Samsung Wave smartphone ships with malware

A number of Samsung's new Wave handsets have shipped with malicious code on a memory card included with the device, the manufacturer has confirmed.

Wave, which became available in the UK on Tuesday, runs on the Samsung-developed Bada platform. Some of the shipped S8500 smartphones include a microSD card with software allowing the unit to synchronise with Windows.

A number of those microSD cards included a malicious file called slmvsrv.exe which launches automatically when the device is connected to Windows, if the operating system's autorun feature is enabled, according to security researchers.
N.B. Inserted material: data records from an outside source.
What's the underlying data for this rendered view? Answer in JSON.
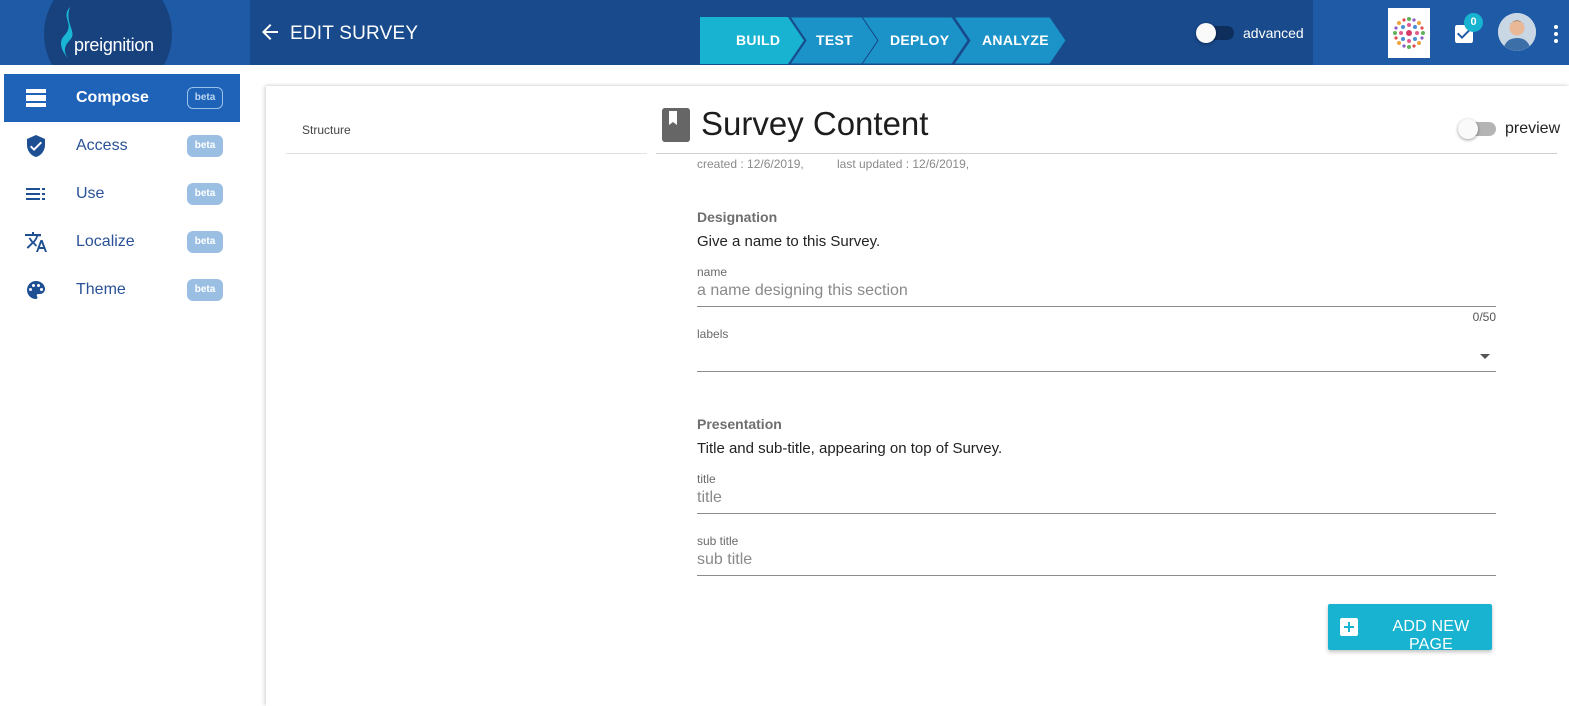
{
  "brand": {
    "name": "preignition"
  },
  "header": {
    "title": "EDIT SURVEY",
    "steps": [
      "BUILD",
      "TEST",
      "DEPLOY",
      "ANALYZE"
    ],
    "active_step": "BUILD",
    "advanced_label": "advanced",
    "advanced_enabled": false,
    "tasks_count": "0"
  },
  "sidebar": {
    "items": [
      {
        "label": "Compose",
        "badge": "beta",
        "icon": "view-agenda-icon",
        "active": true
      },
      {
        "label": "Access",
        "badge": "beta",
        "icon": "shield-check-icon",
        "active": false
      },
      {
        "label": "Use",
        "badge": "beta",
        "icon": "list-icon",
        "active": false
      },
      {
        "label": "Localize",
        "badge": "beta",
        "icon": "translate-icon",
        "active": false
      },
      {
        "label": "Theme",
        "badge": "beta",
        "icon": "palette-icon",
        "active": false
      }
    ]
  },
  "structure": {
    "title": "Structure"
  },
  "content": {
    "title": "Survey Content",
    "preview_label": "preview",
    "preview_enabled": false,
    "created": "created : 12/6/2019,",
    "updated": "last updated : 12/6/2019,"
  },
  "designation": {
    "title": "Designation",
    "description": "Give a name to this Survey.",
    "name_label": "name",
    "name_placeholder": "a name designing this section",
    "name_counter": "0/50",
    "labels_label": "labels"
  },
  "presentation": {
    "title": "Presentation",
    "description": "Title and sub-title, appearing on top of Survey.",
    "title_label": "title",
    "title_placeholder": "title",
    "subtitle_label": "sub title",
    "subtitle_placeholder": "sub title"
  },
  "actions": {
    "add_page_label": "ADD NEW PAGE"
  },
  "colors": {
    "topbar": "#184a8c",
    "topbar_accent": "#1f5aa6",
    "active_step": "#17b3d0",
    "step": "#1c93c8",
    "sidebar_active": "#1f63b8",
    "badge": "#9bbfe3",
    "button": "#17b3d0"
  }
}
A PC infected with the malware will try to copy the program and its associated autorun.inf file on to any removable storage device inserted into the infected computer, they said.

Sean Sullivan, a security advisor with security firm F-Secure, said the company has confirmed that the file has infected some users' systems. "We have telemetry indicating this is in the wild (but quite limited)," Sullivan wrote in a blog post on Wednesday.

Samsung said the problem was limited to some microSD cards sold with Wave phones in Germany. The problem has now been resolved, and the products available to the market are now safe to use, it added.

The company stated that the version of Wave available in the UK was not affected. Moreover, Vodafone clarified in a statement that the Wave handset it sells in the UK does not include a microSD card.

Experts have warned that the rise in threats to mobile hardware is real and growing, as cybercriminals turn their attention to new outlets for their malware. Other consumer products to have been infected by malware at the manufacturing stage include TomTom satellite navigation devices and video iPods.